If we read the Beatitudes in that light, we can see Jesus as saying, ‘You are on the right path when you are poor in spirit, when you mourn, when you are meek, when you hunger and thirst for righteousness’ and so forth. That makes a lot of sense of a puzzling phrase. But it doesn’t soften the challenge of Jesus’s words in the slightest.

No family lives up to its best all the time. We, the family of God, are no exception. We try to follow the path that Jesus lays out for us but we often fail. That’s why the confession and absolution are an essential part of our worship. Nonetheless, that path — and our efforts to follow it, however stumbling they may be — are the family resemblance that binds us together with our siblings in Christ throughout the world and in the world beyond.

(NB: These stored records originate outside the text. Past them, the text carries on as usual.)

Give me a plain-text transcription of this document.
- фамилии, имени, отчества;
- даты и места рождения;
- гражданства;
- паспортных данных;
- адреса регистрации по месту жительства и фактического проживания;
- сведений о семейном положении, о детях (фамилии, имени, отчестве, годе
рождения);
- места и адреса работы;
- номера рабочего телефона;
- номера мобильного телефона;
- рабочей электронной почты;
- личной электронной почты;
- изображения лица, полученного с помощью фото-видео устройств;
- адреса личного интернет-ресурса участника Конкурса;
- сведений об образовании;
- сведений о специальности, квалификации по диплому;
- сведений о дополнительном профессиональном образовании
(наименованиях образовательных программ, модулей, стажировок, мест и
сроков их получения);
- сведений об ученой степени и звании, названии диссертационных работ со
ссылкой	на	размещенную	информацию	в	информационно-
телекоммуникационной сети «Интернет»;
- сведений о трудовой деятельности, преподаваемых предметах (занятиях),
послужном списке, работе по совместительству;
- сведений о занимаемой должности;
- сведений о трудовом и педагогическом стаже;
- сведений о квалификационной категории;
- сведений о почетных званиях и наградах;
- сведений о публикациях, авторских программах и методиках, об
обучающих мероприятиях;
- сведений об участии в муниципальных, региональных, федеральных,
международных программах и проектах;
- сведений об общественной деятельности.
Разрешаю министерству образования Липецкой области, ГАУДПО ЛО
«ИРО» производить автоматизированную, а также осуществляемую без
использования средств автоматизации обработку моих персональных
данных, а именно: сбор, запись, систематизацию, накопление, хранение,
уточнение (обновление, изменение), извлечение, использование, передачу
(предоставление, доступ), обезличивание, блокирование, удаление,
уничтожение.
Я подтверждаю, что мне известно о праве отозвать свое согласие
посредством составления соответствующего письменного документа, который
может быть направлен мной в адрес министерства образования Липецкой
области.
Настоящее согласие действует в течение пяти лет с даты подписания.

To be a saint is, in fact, simply to be one of those people, to be a child of God. Throughout the New Testament, ‘the saints’ simply refers to the church. The saints are the ones who are holy not because they have particularly great faith but because they are set apart, have set themselves apart, for God. They are the ones who hear and heed Jesus’ call to follow the path that he lays out in the Beatitudes and demonstrates through his life, death and resurrection.

We are not facing imminent arrest and execution because of our faith. But we are nonetheless going through a difficult trial as we struggle to navigate the continuing pandemic. Our response to that trial is unlikely to confer on any of us even unofficial sainthood — not being Roman Catholics is a bit of a barrier to the official version! But we can nonetheless be saints as we follow Christ and can join with the saints who have gone before in standing before the throne of God and the Lamb as we worship.

As we celebrate those whose lives and witness have inspired us, let us remember not only the great heroes of faith but those whose quiet faithfulness to the way of Christ has nourished us and continues to nourish us. Let us celebrate too the joy of having one another.

Questions for Reflection/Discussion

  1. Whose life and witness has most inspired your Christian life?
  2. Which of the Beatitudes do you relate to most and which do you find most challenging? Why is this?
  3. How does conceiving of All Saints Day as a ‘family celebration’ feel to you? Is it helpful or a hindrance? Does it change the way you think about the day?